Aziende di subacquea «nuotano» in gruppo

Nasce il gruppo «Confisub»: la subacquea italiana si riunisce in Confindustria. Con questo obiettivo si è costituito ieri ufficialmente, nella sede di Confindustria Genova, il Gruppo Confisub, al quale potranno aderire le imprese che svolgono attività di progettazione, produzione e distribuzione di attrezzature subacquee professionali su tutto il territorio nazionale. Soci fondatori del Gruppo sono cinque aziende liguri, Cressi Sub, Mares, Scubapro Uwatec, Seac Sub e Technisub, e due aziende lombarde, Effesub e Omersub: insieme rappresentano la «punta» d'eccellenza della produzione italiana e mondiale di attrezzature subacquee, con un fatturato complessivo di oltre 500 milioni di euro all’anno. Le aziende che hanno aderito per prime al raggruppamento rappresentano inoltre il 50 per cento dell’intero mercato mondiale e impiegano direttamente circa 600 dipendenti, mentre l’indotto, particolarmente significativo in questo settore, supera i 2500 addetti.

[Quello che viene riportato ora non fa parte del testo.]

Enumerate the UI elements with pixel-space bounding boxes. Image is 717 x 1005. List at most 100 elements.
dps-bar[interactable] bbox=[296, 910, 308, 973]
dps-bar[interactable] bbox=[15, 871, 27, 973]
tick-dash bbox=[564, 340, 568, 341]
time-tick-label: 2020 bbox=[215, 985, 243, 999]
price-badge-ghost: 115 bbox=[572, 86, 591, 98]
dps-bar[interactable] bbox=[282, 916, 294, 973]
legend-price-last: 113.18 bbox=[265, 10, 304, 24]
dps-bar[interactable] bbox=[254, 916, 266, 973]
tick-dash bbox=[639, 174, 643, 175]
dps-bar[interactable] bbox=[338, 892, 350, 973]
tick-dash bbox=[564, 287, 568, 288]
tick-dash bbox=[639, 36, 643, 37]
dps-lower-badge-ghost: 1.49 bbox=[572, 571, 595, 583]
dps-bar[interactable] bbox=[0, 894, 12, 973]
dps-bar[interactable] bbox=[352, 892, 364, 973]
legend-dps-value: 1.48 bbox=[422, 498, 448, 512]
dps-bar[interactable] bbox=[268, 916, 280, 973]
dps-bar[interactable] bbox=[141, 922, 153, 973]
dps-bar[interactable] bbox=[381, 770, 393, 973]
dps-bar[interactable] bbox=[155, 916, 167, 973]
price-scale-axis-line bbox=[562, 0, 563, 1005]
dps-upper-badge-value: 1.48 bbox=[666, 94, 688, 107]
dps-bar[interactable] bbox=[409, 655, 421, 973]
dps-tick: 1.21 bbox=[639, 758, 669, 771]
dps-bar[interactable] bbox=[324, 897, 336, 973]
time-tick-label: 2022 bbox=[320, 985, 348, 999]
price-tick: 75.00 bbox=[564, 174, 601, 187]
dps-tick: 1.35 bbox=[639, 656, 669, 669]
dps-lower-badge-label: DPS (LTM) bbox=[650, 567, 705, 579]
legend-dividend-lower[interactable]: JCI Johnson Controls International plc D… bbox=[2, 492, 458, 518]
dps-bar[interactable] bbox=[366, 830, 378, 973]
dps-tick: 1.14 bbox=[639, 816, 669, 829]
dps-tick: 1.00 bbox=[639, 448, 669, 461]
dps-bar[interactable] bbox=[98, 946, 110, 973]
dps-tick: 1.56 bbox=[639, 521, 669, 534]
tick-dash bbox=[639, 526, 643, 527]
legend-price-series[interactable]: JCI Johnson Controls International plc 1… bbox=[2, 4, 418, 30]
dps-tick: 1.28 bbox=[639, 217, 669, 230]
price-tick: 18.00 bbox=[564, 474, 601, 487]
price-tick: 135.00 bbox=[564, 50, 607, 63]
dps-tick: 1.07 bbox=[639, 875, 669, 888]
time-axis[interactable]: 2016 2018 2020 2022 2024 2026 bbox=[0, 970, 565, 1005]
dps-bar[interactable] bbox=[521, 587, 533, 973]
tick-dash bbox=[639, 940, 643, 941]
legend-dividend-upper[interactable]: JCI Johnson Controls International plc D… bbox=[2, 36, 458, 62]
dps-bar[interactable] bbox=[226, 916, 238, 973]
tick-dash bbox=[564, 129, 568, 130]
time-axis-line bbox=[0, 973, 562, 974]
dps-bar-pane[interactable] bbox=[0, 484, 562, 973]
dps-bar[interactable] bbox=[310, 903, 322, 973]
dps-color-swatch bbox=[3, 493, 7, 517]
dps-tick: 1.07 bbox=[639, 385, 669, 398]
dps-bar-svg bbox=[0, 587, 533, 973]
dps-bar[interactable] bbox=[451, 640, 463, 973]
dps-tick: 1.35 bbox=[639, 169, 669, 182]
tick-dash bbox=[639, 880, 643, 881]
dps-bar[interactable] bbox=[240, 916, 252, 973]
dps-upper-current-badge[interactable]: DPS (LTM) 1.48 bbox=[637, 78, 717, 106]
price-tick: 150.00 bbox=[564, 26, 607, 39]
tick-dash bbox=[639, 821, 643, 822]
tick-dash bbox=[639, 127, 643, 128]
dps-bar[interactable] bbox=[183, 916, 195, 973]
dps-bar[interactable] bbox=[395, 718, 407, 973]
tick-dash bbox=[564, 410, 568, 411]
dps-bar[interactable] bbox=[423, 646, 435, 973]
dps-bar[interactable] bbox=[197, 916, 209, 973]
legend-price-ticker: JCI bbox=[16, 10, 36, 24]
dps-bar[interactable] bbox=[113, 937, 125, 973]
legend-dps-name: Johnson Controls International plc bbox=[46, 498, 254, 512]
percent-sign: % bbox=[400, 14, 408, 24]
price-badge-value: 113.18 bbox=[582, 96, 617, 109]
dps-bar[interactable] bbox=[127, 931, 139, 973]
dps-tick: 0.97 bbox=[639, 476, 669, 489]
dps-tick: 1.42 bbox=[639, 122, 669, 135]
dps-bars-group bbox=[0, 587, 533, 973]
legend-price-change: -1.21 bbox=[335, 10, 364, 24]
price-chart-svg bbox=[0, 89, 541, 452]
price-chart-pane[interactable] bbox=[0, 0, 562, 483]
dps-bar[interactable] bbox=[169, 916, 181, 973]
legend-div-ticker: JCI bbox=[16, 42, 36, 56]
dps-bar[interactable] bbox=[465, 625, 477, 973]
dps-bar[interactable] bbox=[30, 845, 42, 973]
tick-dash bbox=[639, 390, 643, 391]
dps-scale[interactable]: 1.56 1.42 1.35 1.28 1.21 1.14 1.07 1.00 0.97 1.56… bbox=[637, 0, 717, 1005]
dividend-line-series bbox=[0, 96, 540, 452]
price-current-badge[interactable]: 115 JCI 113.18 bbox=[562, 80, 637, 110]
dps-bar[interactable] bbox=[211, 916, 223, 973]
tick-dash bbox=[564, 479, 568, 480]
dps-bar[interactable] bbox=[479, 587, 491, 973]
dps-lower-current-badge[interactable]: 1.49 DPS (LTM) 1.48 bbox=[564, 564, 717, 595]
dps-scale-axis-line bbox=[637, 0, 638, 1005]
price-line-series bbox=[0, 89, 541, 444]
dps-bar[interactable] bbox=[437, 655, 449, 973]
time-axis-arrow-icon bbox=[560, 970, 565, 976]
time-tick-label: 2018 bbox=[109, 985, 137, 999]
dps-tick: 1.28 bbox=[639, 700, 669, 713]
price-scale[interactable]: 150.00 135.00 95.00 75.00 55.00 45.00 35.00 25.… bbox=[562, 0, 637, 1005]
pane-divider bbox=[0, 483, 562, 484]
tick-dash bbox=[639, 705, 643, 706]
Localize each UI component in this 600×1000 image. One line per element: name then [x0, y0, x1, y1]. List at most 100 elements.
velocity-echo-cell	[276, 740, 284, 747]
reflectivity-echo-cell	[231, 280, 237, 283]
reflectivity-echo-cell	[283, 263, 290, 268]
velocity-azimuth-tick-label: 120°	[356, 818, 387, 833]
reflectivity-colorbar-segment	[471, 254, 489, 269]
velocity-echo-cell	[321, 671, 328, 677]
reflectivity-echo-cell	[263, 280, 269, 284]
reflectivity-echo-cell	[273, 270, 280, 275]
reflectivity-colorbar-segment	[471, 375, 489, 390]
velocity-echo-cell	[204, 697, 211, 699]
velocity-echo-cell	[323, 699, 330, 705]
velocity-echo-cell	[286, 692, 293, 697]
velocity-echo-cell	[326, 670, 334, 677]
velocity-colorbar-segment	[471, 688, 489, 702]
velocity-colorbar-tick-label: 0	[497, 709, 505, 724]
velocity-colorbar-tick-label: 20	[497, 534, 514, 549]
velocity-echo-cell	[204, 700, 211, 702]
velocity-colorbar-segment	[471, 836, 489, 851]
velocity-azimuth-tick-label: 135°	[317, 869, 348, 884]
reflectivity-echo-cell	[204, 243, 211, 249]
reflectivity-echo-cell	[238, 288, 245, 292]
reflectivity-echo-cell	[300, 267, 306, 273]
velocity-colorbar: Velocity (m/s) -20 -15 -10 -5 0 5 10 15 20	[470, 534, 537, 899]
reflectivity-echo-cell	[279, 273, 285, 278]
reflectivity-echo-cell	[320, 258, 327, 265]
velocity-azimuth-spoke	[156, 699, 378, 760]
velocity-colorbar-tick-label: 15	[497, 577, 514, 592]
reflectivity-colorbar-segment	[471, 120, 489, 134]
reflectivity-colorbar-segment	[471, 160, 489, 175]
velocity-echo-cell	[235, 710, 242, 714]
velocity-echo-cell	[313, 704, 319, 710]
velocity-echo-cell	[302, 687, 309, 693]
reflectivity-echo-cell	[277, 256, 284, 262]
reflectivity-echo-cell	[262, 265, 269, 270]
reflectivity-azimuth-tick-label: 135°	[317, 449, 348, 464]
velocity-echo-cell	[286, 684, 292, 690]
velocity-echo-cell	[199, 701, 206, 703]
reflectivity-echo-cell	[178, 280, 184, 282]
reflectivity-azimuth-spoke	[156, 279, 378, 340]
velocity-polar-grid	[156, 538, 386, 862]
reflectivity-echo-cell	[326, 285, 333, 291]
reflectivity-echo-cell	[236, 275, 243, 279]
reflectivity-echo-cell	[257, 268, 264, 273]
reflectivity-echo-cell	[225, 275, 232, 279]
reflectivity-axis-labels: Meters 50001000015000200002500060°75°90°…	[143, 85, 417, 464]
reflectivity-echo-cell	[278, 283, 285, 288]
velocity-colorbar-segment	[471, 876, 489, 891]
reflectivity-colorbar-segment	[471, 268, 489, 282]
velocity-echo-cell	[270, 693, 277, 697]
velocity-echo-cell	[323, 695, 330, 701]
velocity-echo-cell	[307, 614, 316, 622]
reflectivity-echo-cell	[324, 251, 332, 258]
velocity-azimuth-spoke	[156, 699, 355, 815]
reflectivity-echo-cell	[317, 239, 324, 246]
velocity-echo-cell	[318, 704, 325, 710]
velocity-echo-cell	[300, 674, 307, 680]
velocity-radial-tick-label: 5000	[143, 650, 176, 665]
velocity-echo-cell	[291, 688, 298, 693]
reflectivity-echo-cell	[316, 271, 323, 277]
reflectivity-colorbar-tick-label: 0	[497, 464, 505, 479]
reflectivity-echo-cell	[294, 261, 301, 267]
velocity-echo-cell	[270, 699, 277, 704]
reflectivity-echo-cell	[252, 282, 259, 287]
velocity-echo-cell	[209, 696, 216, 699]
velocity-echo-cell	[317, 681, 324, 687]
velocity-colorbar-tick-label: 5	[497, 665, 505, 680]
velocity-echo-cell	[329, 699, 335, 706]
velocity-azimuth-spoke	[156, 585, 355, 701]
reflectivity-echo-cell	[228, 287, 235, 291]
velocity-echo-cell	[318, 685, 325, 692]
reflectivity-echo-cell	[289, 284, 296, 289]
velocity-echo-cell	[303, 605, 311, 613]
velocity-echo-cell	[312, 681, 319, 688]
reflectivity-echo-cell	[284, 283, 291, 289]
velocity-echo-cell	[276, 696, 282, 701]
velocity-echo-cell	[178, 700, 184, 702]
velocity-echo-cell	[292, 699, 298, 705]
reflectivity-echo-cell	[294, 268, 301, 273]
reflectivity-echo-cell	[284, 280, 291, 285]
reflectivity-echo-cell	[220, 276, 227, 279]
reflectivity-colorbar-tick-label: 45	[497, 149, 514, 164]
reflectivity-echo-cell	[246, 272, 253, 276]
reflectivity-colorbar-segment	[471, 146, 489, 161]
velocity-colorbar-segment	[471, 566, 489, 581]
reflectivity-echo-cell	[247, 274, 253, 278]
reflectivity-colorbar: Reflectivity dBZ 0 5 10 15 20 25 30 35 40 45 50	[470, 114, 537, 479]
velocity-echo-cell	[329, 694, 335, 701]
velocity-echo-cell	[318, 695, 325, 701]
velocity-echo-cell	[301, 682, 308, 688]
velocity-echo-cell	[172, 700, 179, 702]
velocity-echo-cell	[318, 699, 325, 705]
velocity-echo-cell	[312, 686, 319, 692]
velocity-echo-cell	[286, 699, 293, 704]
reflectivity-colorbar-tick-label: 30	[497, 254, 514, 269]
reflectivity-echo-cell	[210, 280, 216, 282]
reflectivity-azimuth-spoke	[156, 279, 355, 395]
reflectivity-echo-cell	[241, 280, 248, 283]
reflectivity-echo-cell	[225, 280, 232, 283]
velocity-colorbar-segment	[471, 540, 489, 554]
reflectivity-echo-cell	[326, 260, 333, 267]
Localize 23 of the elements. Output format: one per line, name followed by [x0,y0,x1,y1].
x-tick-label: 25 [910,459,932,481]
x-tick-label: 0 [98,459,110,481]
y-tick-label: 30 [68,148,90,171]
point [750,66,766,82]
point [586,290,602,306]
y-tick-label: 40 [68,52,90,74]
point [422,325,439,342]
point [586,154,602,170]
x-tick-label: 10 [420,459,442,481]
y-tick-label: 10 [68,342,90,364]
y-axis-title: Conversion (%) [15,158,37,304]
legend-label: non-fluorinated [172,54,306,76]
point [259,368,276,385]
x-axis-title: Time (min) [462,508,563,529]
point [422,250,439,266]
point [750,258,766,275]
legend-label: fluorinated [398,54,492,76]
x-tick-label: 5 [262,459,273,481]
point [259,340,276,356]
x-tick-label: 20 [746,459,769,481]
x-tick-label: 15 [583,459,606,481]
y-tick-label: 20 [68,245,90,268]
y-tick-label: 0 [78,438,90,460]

Presidente del Gruppo, che avrà sede legale presso Confindustria Genova e sede operativa presso la delegazione di Chiavari, è stato nominato Enzo Ferrari, imprenditore lombardo, titolare di Effesub. Il progetto, che punta ad aggregare altre realtà significative del comparto, anche di altre regioni, è stato presentato dai rappresentanti delle cinque ditte liguri promotrici dell’iniziativa: prospettiva dichiarata di Confisub - come ha sottolineato fra gli altri il direttore di Confindustria Genova, Paolo Corradi - è tutelare gli interessi dell’industria italiana nel settore della subacquea sostenendo l’impegno delle singole imprese. Non a caso il gruppo è nato nella Riviera di Levante, luogo prediletto da sommozzatori e apneisti, e, in passato come oggi, terreno fertile per la progettazione di materiali e strumenti all’avanguardia.